I Catch The Lithops Blooming


When these mysterious little plants, lithops lesliei, bloom, it is always such a pleasant surprise. And easy to miss since they open in the evening when I may not be checking on them any more for the day. But I was in the right place at the right time and wanted to share them.

This happens to be one of my favorite dish gardens even without the flowers. The pony tail palm, beaucarnea recurvate, is the centerpiece, but the little horned lizard, or horny toad, to use Texas vernacular, next to the cool rock with the hole in it all work together well. It is a pretty simple arrangement, but I like the combination. The fact that these flowers actually bloom for a few days rather than just one is a nice plus, too. They open in the early evening, close at night, and reopen next evening. So far these have reopened going on four days.
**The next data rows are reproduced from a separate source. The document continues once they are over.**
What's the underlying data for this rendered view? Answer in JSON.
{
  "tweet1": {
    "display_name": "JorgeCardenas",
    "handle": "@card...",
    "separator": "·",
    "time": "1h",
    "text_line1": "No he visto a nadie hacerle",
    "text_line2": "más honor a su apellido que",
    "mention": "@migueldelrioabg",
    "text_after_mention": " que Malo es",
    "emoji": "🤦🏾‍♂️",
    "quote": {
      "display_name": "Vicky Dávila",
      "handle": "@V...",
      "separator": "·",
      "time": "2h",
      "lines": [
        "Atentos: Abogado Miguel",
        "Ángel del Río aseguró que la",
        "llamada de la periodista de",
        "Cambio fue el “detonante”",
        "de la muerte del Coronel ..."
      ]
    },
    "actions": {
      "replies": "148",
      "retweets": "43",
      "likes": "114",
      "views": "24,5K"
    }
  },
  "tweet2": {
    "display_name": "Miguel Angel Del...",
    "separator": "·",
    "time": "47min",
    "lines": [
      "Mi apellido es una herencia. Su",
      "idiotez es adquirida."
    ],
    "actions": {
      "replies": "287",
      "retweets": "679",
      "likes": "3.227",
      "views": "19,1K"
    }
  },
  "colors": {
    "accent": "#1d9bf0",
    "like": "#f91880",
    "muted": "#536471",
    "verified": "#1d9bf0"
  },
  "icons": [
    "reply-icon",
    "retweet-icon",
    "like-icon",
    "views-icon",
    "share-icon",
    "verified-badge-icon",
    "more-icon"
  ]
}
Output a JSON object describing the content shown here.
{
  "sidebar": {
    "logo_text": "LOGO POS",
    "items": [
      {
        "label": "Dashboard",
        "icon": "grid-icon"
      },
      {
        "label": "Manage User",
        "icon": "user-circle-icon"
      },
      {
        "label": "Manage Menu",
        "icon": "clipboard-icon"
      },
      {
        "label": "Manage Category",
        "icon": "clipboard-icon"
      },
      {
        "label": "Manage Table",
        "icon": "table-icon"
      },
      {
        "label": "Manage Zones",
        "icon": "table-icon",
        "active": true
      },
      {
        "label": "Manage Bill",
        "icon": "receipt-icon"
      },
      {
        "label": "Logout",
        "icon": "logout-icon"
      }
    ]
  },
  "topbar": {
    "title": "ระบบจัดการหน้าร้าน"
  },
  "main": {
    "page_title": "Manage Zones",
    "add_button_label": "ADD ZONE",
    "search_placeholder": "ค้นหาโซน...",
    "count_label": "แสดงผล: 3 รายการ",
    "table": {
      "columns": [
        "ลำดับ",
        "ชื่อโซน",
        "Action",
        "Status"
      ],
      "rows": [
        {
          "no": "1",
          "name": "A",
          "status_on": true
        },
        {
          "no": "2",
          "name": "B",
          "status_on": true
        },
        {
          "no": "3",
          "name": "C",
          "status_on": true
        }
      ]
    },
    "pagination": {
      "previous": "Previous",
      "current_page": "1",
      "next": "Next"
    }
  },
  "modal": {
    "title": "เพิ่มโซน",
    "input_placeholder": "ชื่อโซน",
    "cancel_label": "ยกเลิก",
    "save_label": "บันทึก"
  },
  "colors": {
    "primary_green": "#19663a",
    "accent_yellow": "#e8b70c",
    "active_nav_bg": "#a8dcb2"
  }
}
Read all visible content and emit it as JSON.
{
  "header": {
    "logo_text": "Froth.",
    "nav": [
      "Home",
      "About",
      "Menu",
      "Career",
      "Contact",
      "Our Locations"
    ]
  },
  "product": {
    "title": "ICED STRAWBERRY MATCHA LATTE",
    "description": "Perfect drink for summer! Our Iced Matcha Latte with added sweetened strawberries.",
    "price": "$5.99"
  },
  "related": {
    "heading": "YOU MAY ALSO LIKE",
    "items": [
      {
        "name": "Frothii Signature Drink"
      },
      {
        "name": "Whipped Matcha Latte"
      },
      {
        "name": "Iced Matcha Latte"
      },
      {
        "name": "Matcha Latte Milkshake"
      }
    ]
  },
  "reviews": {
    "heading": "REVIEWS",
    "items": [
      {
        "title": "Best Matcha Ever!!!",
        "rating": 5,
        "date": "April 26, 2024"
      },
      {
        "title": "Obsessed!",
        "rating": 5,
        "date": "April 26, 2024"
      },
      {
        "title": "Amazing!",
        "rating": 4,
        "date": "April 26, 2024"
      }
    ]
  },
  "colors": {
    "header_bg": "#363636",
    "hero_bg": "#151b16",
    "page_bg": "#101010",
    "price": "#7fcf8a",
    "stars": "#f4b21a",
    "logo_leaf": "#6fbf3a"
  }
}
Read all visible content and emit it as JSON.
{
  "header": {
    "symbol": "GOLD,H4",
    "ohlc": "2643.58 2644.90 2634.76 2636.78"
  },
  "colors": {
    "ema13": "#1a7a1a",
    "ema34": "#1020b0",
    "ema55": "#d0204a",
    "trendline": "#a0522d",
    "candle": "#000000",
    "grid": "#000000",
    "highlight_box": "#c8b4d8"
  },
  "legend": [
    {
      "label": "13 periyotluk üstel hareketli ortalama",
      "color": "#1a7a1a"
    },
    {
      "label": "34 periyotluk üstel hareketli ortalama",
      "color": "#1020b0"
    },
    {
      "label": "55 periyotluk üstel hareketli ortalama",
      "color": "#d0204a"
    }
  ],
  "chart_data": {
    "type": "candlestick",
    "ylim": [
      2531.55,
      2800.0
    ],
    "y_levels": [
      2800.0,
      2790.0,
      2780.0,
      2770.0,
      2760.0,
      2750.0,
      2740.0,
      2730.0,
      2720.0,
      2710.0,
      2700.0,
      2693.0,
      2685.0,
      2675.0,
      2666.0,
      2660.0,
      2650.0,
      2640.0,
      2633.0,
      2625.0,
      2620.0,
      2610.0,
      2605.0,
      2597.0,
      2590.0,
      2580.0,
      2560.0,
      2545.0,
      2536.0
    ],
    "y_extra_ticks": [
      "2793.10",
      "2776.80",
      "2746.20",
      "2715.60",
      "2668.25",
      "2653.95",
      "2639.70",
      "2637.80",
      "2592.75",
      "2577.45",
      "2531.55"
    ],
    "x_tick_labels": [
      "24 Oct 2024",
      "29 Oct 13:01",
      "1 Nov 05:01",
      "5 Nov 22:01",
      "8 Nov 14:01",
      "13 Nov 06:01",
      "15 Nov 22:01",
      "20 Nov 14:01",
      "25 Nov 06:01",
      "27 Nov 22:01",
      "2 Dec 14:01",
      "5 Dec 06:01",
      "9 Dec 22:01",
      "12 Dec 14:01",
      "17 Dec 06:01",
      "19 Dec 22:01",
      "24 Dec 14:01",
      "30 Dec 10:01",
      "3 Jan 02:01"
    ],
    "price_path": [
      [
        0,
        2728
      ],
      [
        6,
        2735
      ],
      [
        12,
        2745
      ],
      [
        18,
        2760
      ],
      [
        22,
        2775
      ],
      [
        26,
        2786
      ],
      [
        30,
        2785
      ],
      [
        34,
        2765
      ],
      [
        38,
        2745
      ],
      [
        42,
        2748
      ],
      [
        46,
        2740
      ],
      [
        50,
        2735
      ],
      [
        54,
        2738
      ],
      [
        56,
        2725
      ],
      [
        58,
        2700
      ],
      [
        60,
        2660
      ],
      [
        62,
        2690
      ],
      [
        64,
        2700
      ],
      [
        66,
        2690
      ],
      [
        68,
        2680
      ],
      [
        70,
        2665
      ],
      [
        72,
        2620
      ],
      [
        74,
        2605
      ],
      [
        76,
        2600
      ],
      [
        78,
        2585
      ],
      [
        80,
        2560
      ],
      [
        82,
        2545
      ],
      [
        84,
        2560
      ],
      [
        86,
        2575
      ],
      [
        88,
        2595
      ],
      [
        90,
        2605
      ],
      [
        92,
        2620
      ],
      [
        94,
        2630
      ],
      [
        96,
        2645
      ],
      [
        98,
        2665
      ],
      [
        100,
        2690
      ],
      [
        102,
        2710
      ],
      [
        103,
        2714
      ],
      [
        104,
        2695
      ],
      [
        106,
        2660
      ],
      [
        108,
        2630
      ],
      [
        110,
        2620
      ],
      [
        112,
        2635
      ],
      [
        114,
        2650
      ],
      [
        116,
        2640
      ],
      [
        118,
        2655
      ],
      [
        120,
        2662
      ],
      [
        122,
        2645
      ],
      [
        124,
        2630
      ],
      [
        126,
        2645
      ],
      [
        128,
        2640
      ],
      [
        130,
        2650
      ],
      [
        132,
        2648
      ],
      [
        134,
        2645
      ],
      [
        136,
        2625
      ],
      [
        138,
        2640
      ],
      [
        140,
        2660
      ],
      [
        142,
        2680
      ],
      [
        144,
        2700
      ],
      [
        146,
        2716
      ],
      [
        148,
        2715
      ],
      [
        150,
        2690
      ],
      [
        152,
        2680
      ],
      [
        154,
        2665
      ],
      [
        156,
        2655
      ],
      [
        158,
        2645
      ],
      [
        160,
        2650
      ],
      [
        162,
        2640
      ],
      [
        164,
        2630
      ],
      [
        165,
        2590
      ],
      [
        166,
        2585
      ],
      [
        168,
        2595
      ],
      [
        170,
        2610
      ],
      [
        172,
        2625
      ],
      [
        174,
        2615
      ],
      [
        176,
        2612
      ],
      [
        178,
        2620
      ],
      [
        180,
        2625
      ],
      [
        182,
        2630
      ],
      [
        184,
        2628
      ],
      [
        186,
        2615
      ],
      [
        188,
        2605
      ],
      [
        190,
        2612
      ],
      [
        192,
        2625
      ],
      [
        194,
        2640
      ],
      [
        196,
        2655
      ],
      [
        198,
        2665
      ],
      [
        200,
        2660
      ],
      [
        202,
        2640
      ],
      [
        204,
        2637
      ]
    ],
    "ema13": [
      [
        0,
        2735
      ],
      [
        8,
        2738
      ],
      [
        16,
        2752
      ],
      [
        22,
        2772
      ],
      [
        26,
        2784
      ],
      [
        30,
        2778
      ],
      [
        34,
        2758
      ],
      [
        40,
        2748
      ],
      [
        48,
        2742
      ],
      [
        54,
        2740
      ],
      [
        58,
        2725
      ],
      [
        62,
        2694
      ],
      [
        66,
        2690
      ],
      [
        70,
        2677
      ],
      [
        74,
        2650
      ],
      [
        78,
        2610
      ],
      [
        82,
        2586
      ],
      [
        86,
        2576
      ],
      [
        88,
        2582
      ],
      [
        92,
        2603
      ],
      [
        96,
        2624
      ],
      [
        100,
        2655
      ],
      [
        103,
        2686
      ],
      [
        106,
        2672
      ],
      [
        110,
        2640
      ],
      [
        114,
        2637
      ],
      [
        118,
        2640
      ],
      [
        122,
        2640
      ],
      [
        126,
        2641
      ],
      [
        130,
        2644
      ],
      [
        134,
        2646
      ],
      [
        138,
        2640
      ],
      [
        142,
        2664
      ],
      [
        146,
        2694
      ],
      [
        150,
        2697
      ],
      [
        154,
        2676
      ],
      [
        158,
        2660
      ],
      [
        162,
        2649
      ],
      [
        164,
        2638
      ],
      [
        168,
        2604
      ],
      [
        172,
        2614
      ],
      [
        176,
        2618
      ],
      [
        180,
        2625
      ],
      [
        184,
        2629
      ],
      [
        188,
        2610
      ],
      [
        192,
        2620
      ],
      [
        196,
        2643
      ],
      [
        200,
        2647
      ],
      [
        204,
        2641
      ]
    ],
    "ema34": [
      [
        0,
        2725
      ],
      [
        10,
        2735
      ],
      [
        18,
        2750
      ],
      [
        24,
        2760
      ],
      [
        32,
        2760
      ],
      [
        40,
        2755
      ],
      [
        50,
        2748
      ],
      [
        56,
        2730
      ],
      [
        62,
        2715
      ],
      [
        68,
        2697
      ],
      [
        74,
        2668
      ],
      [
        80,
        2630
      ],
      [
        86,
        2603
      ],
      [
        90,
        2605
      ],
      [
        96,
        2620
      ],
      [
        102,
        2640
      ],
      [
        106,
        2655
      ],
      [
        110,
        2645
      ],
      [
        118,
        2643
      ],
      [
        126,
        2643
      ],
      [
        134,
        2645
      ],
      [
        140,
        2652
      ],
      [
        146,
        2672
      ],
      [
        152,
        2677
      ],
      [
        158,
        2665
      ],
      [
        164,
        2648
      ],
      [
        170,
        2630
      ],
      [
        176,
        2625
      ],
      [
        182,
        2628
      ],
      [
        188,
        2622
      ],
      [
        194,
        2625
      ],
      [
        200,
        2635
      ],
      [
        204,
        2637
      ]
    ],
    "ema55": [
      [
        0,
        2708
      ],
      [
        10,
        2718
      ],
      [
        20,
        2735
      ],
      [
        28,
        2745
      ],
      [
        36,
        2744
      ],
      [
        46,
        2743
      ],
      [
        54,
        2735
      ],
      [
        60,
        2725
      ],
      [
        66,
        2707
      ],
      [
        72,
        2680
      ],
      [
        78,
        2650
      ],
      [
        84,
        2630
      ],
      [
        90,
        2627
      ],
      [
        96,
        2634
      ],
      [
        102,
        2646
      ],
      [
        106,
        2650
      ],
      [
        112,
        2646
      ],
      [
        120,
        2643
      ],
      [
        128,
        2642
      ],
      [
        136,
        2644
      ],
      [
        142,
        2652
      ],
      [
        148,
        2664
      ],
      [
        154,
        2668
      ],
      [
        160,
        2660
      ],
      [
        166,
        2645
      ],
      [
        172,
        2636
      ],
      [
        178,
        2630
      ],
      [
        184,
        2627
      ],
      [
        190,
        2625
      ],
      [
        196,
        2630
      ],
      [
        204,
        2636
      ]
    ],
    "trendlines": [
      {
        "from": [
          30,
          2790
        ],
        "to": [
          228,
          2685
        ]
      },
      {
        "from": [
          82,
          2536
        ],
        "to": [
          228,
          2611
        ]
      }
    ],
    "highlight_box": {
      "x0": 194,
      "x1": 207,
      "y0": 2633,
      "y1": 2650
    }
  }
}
Lithops can be tricky to keep alive and you can search the Internet for all kinds of detailed tips on watering schedules, but these particular ones are still alive, I suspect, because I just sort of forget about them, water the pony tail, make sure the pot gets good sunlight, and then enjoy the fact that they are still with me. After blooming in the fall and winter, they need light watering, taper off to little if any water in the late winter till spring, and then water more in the hot summer.

On the other hand, keeping them alive and well could be as scientific and precise as my mother used to say about making good meringue; you just have to hold your mouth right.